I'm not to broken up about it. Our relationship was worse than a coldplay song.
you came downstairs saying you were now 'dressed to impress'
what was i wearing?
nothing
He said hes taking shrooms and watching jurassic park so we're making a t-rex costume
we need ur ladder
"lets watch the sunrise" turned into "lets have sex on the roof at six thirty in the morning"
I don't think my prof knows we've noticed her No Bra Fridays.
As I was climbing out of the pool he slapped my ass and said 'stay golden', i don't know why but it felt right.
It's only 10 in the morning...josh is already on the way to the ER for trying to shotgun a beer with a sparklers sticking out of it on fire.
Its the anniversary of our epic NBA All-star game weekend. The night the two of us cashed a 30-pack while watching the dunk contest
It's his sex noise. "I'm gonna cu-THE LORD IS MY SHEPARD AND I SHALL NOT WANT"
Dude it was bad... like you fell asleep around the toilet after drinking from the back tank bad.

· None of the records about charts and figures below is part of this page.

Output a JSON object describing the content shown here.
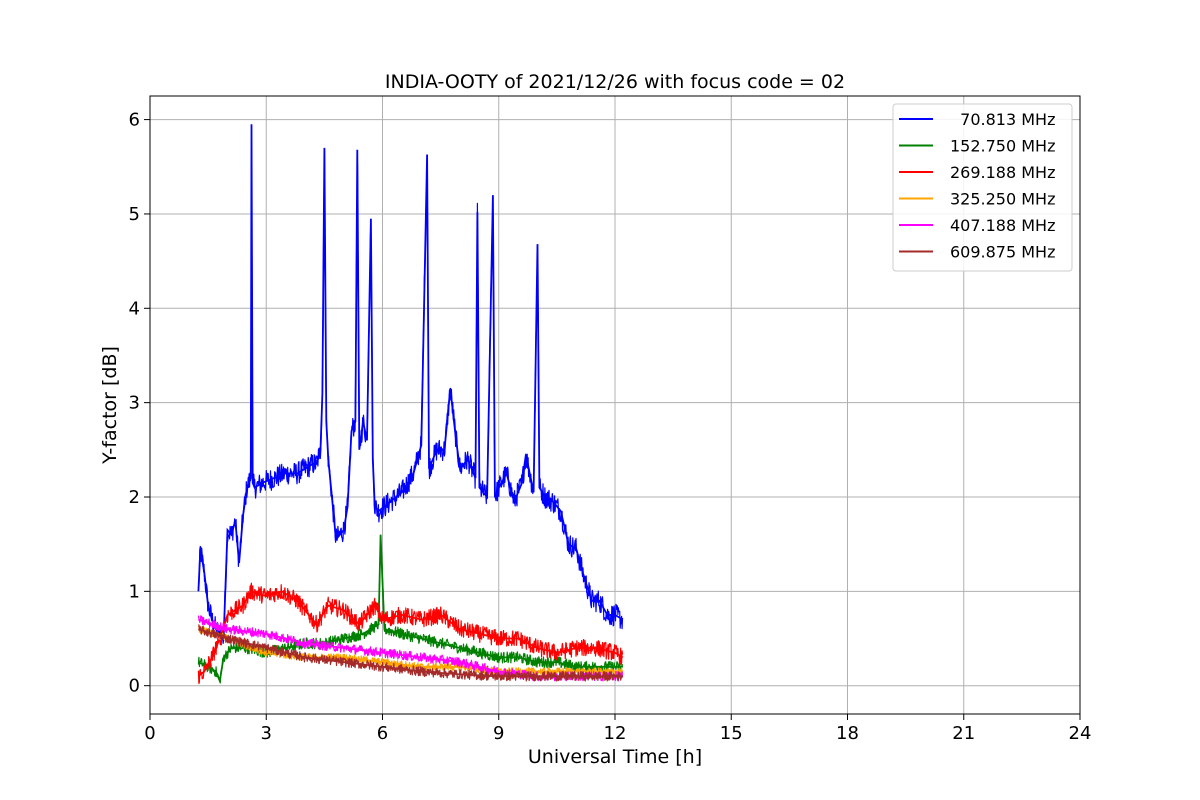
{
  "chart_data": {
    "type": "line",
    "title": "INDIA-OOTY of 2021/12/26 with focus code = 02",
    "xlabel": "Universal Time [h]",
    "ylabel": "Y-factor [dB]",
    "xlim": [
      0,
      24
    ],
    "ylim": [
      -0.3,
      6.25
    ],
    "xticks": [
      0,
      3,
      6,
      9,
      12,
      15,
      18,
      21,
      24
    ],
    "yticks": [
      0,
      1,
      2,
      3,
      4,
      5,
      6
    ],
    "grid": true,
    "legend_position": "top-right",
    "series": [
      {
        "name": "  70.813 MHz",
        "color": "#0000ff",
        "noise": 0.12,
        "x": [
          1.25,
          1.3,
          1.4,
          1.5,
          1.6,
          1.7,
          1.8,
          1.9,
          2.0,
          2.1,
          2.2,
          2.3,
          2.4,
          2.5,
          2.6,
          2.62,
          2.65,
          2.7,
          2.9,
          3.2,
          3.5,
          3.8,
          4.0,
          4.2,
          4.3,
          4.4,
          4.45,
          4.5,
          4.55,
          4.6,
          4.8,
          5.0,
          5.1,
          5.2,
          5.3,
          5.35,
          5.4,
          5.5,
          5.6,
          5.7,
          5.75,
          5.8,
          5.9,
          6.2,
          6.5,
          6.8,
          7.0,
          7.15,
          7.2,
          7.4,
          7.6,
          7.75,
          7.9,
          8.0,
          8.2,
          8.4,
          8.45,
          8.5,
          8.7,
          8.85,
          8.9,
          9.0,
          9.2,
          9.4,
          9.6,
          9.7,
          9.9,
          10.0,
          10.05,
          10.2,
          10.4,
          10.6,
          10.8,
          11.0,
          11.2,
          11.4,
          11.6,
          11.8,
          12.0,
          12.2
        ],
        "y": [
          1.0,
          1.45,
          1.2,
          0.85,
          0.7,
          0.6,
          0.55,
          0.5,
          1.65,
          1.6,
          1.75,
          1.3,
          1.8,
          2.1,
          2.2,
          5.95,
          2.15,
          2.1,
          2.15,
          2.2,
          2.25,
          2.25,
          2.3,
          2.35,
          2.35,
          2.5,
          3.1,
          5.7,
          2.8,
          2.4,
          1.55,
          1.65,
          1.9,
          2.7,
          2.8,
          5.68,
          2.5,
          2.8,
          2.6,
          4.95,
          2.4,
          1.9,
          1.85,
          1.95,
          2.05,
          2.25,
          2.55,
          5.63,
          2.3,
          2.5,
          2.5,
          3.15,
          2.6,
          2.3,
          2.4,
          2.2,
          5.02,
          2.1,
          2.0,
          5.2,
          2.0,
          2.1,
          2.25,
          1.95,
          2.15,
          2.45,
          2.05,
          4.68,
          2.1,
          2.0,
          1.95,
          1.85,
          1.5,
          1.45,
          1.15,
          0.9,
          0.9,
          0.75,
          0.75,
          0.7
        ]
      },
      {
        "name": "152.750 MHz",
        "color": "#008000",
        "noise": 0.06,
        "x": [
          1.25,
          1.5,
          1.7,
          1.8,
          1.9,
          2.1,
          2.5,
          3.0,
          3.5,
          4.0,
          4.5,
          5.0,
          5.5,
          5.9,
          5.95,
          6.05,
          6.5,
          7.0,
          7.5,
          8.0,
          8.5,
          9.0,
          9.5,
          10.0,
          10.5,
          11.0,
          11.5,
          12.0,
          12.2
        ],
        "y": [
          0.25,
          0.2,
          0.15,
          0.05,
          0.3,
          0.4,
          0.4,
          0.35,
          0.4,
          0.45,
          0.45,
          0.5,
          0.55,
          0.65,
          1.6,
          0.6,
          0.55,
          0.5,
          0.45,
          0.4,
          0.35,
          0.3,
          0.3,
          0.25,
          0.25,
          0.2,
          0.2,
          0.2,
          0.2
        ]
      },
      {
        "name": "269.188 MHz",
        "color": "#ff0000",
        "noise": 0.09,
        "x": [
          1.25,
          1.4,
          1.6,
          1.8,
          2.0,
          2.2,
          2.4,
          2.6,
          3.0,
          3.4,
          3.8,
          4.0,
          4.3,
          4.6,
          5.0,
          5.4,
          5.6,
          5.8,
          6.0,
          6.5,
          7.0,
          7.5,
          8.0,
          8.5,
          9.0,
          9.5,
          10.0,
          10.5,
          11.0,
          11.5,
          12.0,
          12.2
        ],
        "y": [
          0.1,
          0.15,
          0.3,
          0.5,
          0.75,
          0.8,
          0.85,
          1.0,
          0.95,
          1.0,
          0.9,
          0.8,
          0.65,
          0.85,
          0.8,
          0.65,
          0.75,
          0.85,
          0.7,
          0.75,
          0.7,
          0.75,
          0.6,
          0.55,
          0.5,
          0.5,
          0.4,
          0.35,
          0.4,
          0.4,
          0.35,
          0.3
        ]
      },
      {
        "name": "325.250 MHz",
        "color": "#ffa500",
        "noise": 0.04,
        "x": [
          1.25,
          2.0,
          3.0,
          4.0,
          5.0,
          6.0,
          7.0,
          8.0,
          9.0,
          10.0,
          11.0,
          12.0,
          12.2
        ],
        "y": [
          0.6,
          0.5,
          0.35,
          0.3,
          0.3,
          0.25,
          0.2,
          0.2,
          0.15,
          0.15,
          0.15,
          0.15,
          0.15
        ]
      },
      {
        "name": "407.188 MHz",
        "color": "#ff00ff",
        "noise": 0.05,
        "x": [
          1.25,
          2.0,
          3.0,
          4.0,
          5.0,
          6.0,
          7.0,
          8.0,
          9.0,
          10.0,
          11.0,
          12.0,
          12.2
        ],
        "y": [
          0.7,
          0.6,
          0.55,
          0.45,
          0.4,
          0.35,
          0.3,
          0.25,
          0.15,
          0.1,
          0.1,
          0.1,
          0.1
        ]
      },
      {
        "name": "609.875 MHz",
        "color": "#a52a2a",
        "noise": 0.05,
        "x": [
          1.25,
          2.0,
          3.0,
          4.0,
          5.0,
          6.0,
          7.0,
          8.0,
          9.0,
          10.0,
          11.0,
          12.0,
          12.2
        ],
        "y": [
          0.6,
          0.5,
          0.4,
          0.3,
          0.25,
          0.2,
          0.15,
          0.12,
          0.1,
          0.1,
          0.1,
          0.1,
          0.1
        ]
      }
    ]
  }
}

He put chocks of wood in front of his doors to stop me from leaving. I'm not nearly drunk enough for that to be appropriate behaviour.
I'm seeing double so when I get home can we have a threesome?
My wife managed to convince me to not drink everclear by threatening to ban me from her vagina
Some how my underwear was hanging from the antlers of a antelope head on the wall of the hotel........
Dude you were so wasted you thought a fake electric candle was real and tried to light your cig with it. Multiple times.